El respeto hay que ganarlo. Si bien es cierto que cada hijo es un mundo y que las pautas educativas que funcionan con uno no funcionan con otro; también es verdad que hay chicos/as más “revoltosos/as” o rebeldes que otros/as, pero, lo que no es cierto, es que repitiendo doscientas veces el mismo discurso, vayamos a lograr educar a nadie. Los propios animales, sin capacidad de raciocinio, son capaces de marcar límites de forma clara y contundente; nunca una cría se atrevería a atacar a su madre. Por ejemplo, en los galliñeros, las jerarquías están muy claras y al que intenta saltárselas, se le responde con contundencia y de inmediato, dejándole claro “quien manda”. Resaltamos estas dos palabras (contundencia y de inmediato), porque son claves a la hora de marcar límites y por lo tanto, de educar.

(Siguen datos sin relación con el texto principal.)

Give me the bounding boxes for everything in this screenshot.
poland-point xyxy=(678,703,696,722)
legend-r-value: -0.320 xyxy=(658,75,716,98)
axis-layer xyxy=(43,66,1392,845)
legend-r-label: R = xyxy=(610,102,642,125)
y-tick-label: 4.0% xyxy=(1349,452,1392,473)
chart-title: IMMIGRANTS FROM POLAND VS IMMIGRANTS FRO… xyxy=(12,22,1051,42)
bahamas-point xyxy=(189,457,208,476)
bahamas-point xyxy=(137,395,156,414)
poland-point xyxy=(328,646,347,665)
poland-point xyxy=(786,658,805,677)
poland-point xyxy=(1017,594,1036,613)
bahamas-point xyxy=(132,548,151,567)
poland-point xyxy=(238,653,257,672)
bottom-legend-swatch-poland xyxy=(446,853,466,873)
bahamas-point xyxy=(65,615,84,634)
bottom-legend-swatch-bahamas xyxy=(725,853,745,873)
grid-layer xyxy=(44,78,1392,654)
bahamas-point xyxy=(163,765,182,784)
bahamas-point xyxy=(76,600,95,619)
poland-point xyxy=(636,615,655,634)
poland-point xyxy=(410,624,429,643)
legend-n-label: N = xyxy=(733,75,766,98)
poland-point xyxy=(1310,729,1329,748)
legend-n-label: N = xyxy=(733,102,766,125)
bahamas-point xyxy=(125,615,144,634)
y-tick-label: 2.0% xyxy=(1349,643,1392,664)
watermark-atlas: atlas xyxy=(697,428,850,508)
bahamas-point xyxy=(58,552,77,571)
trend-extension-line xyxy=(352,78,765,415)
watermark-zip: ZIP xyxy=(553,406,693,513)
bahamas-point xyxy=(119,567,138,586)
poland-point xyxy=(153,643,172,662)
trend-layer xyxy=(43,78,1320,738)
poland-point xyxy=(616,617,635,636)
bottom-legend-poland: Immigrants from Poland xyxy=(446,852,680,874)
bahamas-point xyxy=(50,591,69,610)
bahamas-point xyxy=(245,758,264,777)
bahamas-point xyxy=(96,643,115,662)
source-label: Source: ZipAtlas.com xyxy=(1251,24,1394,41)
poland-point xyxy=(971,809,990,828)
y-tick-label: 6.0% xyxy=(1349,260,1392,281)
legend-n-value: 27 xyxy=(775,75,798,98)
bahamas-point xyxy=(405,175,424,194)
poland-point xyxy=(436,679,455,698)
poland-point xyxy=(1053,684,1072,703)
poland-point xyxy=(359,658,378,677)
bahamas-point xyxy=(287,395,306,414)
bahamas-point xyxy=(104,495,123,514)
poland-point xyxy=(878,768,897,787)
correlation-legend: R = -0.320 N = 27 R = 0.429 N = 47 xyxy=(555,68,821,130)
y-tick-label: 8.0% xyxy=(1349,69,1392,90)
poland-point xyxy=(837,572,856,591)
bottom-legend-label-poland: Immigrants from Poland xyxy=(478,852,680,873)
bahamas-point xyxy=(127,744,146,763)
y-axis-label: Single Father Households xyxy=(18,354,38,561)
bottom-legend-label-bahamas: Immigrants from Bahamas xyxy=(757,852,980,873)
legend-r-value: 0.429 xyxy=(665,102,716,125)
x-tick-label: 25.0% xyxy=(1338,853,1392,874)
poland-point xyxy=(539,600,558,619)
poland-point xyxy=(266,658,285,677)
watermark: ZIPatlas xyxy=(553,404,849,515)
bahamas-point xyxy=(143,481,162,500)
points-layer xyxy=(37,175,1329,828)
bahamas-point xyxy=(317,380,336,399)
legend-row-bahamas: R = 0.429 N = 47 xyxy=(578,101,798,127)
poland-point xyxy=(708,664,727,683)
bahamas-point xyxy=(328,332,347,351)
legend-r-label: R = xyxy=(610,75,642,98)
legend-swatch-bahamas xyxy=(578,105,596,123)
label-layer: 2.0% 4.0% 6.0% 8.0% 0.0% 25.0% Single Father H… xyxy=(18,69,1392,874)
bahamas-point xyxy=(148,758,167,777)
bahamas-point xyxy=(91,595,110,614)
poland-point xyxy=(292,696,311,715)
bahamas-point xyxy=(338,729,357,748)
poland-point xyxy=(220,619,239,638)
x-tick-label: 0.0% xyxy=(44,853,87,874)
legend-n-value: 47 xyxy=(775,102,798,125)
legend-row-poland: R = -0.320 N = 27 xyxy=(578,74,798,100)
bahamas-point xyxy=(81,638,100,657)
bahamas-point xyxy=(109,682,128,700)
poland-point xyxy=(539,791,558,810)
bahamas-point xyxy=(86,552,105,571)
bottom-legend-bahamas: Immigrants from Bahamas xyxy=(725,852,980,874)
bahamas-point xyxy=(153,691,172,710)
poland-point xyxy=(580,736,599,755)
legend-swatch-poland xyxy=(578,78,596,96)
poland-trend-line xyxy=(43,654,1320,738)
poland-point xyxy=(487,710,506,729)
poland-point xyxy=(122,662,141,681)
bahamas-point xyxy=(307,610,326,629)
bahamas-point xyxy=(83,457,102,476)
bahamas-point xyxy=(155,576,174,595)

Está claro, que solamente marcando límites no se puede educar a una persona de forma adecuada, esto es sólo el punto de partida, la base sobre la que asentar todo lo demás. Para poder educar debemos tener autoridad moral sobre la persona a educar; si no logramos el respeto, difícilmente vamos a poder servirle de guía en su proceso de aprendizaje.

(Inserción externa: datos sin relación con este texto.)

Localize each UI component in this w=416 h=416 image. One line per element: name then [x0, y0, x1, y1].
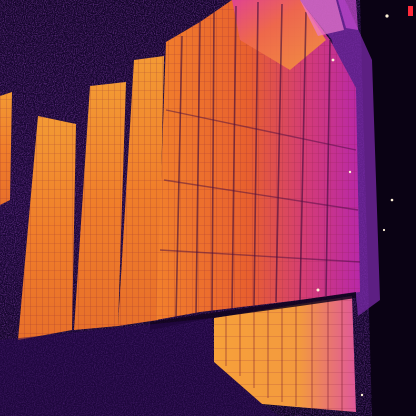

Consentir conlleva criar futuros adultos sin tolerancia a la frustración, personas caprichosas que aprendieron que cada vez que patean consiguen lo que quieren (primero pateando, luego gritando, luego insultando, luego empujando,… para terminar pegando). Cada vez que se cede a un chantaje de este tipo, el mensaje que les estamos enviando a los/as chicos/as es que las cosas se alcanzan por la fuerza e insistiendo; terminan aprendiendo que persistiendo consiguen lo que pretendían, sean “chuches”, el móvil, o lo que sea; “cuando se cansen de escucharme ya me lo darán” (este sería el pensamiento del/de la chico/a en cuestión). Sin embargo, los que tienen que desistir son ellos y los que no se pueden permitir el lujo de ceder son los padres/madres o los educadores/as, ya que están formando personas que tienen que ser libres, autónomas, con habilidades sociales, afectuosas, personas sanas y autorrealizadas; es decir: el objetivo son ellos, su formación como personas.

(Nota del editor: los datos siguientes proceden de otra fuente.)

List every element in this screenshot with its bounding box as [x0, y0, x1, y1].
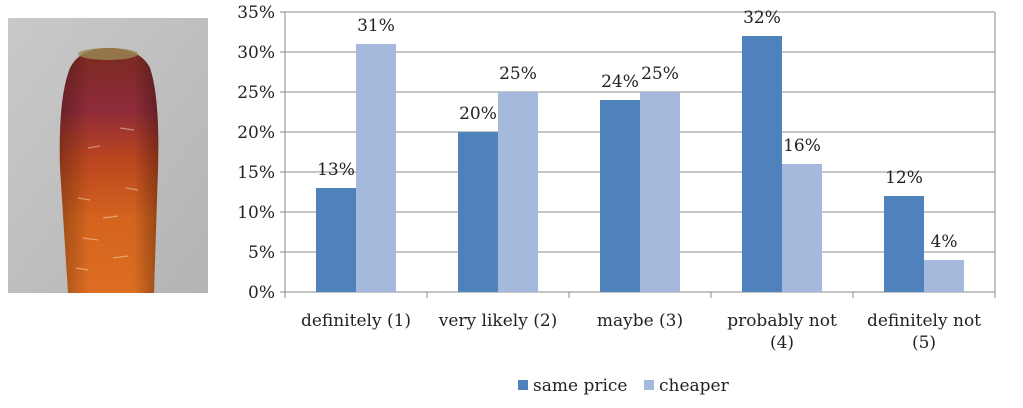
x-tick-label: probably not: [727, 311, 837, 331]
carrot-photo: [8, 18, 208, 293]
y-tick-label: 35%: [237, 3, 275, 23]
bars: [316, 36, 964, 292]
y-tick-label: 20%: [237, 123, 275, 143]
data-label: 31%: [357, 16, 395, 36]
x-tick-label: maybe (3): [597, 311, 683, 331]
bar-cheaper: [924, 260, 964, 292]
data-label: 20%: [459, 104, 497, 124]
legend-label: cheaper: [659, 376, 730, 396]
bar-cheaper: [498, 92, 538, 292]
bar-chart: 0%5%10%15%20%25%30%35% 13%20%24%32%12%31…: [237, 3, 996, 396]
data-label: 13%: [317, 160, 355, 180]
y-tick-label: 30%: [237, 43, 275, 63]
bar-cheaper: [782, 164, 822, 292]
bar-same-price: [316, 188, 356, 292]
x-tick-label: (4): [770, 333, 794, 353]
data-label: 24%: [601, 72, 639, 92]
y-tick-label: 10%: [237, 203, 275, 223]
data-label: 12%: [885, 168, 923, 188]
y-axis-ticks: 0% 5% 10% 15% 20% 25% 30% 35%: [237, 3, 275, 303]
y-tick-label: 25%: [237, 83, 275, 103]
data-label: 25%: [641, 64, 679, 84]
legend-label: same price: [533, 376, 627, 396]
bar-same-price: [458, 132, 498, 292]
bar-same-price: [742, 36, 782, 292]
y-tick-label: 5%: [248, 243, 275, 263]
bar-cheaper: [640, 92, 680, 292]
x-axis-labels: definitely (1) very likely (2) maybe (3) pr…: [301, 311, 981, 353]
data-label: 25%: [499, 64, 537, 84]
legend-swatch: [644, 380, 654, 390]
bar-cheaper: [356, 44, 396, 292]
x-tick-label: definitely (1): [301, 311, 411, 331]
data-label: 32%: [743, 8, 781, 28]
bar-same-price: [884, 196, 924, 292]
x-tick-label: definitely not: [867, 311, 981, 331]
data-label: 16%: [783, 136, 821, 156]
y-tick-label: 0%: [248, 283, 275, 303]
y-tick-label: 15%: [237, 163, 275, 183]
x-tick-label: (5): [912, 333, 936, 353]
x-tick-label: very likely (2): [438, 311, 558, 331]
data-label: 4%: [931, 232, 958, 252]
bar-same-price: [600, 100, 640, 292]
legend: same price cheaper: [518, 376, 730, 396]
data-labels: 13% 20% 24% 32% 12% 31% 25% 25% 16% 4%: [317, 8, 957, 252]
legend-swatch: [518, 380, 528, 390]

Cada vez que se enfadan o cogen una rabieta y por eso se les da lo que piden, ya sea por vergüenza, por no discutir, por no enfrentarse, o por miedo al “que dirán los vecinos” si tengo que ser yo quien levante la voz para que se cumpla una orden, o por cansancio, porque es cansado educar, estamos perdiendo una batalla en la que las consecuencias las va a pagar nuestro/a hijo/a. Quien no tiene límites es un ser alienado, un ser que está fuera de si mismo, alguien esclavo de sus necesidades primarias, un sufridor que no es capaz de gozar de nada ni de valorar nada, en definitiva, un desgraciado.
Para poder educar a un/una hijo/a en el diálogo, primero hay que enseñarle qué son los límites, el respeto, la humildad, el esfuerzo. Luego, ante esta persona sensible, empática, razonable, podremos trabajar el razonamiento, los valores, los principios y aquí, llegados a este punto, sí podremos dialogar, porque ya tendremos ante nosotros a una persona que nos responda.
Pero para llegar a esto, hay que partir de lo concreto, hay que ser firmes, cariñosos, flexibles a veces, otras inflexibles y sobre todo, saber escuchar a la persona que tenemos frente a nosotros y a nosotros mismos.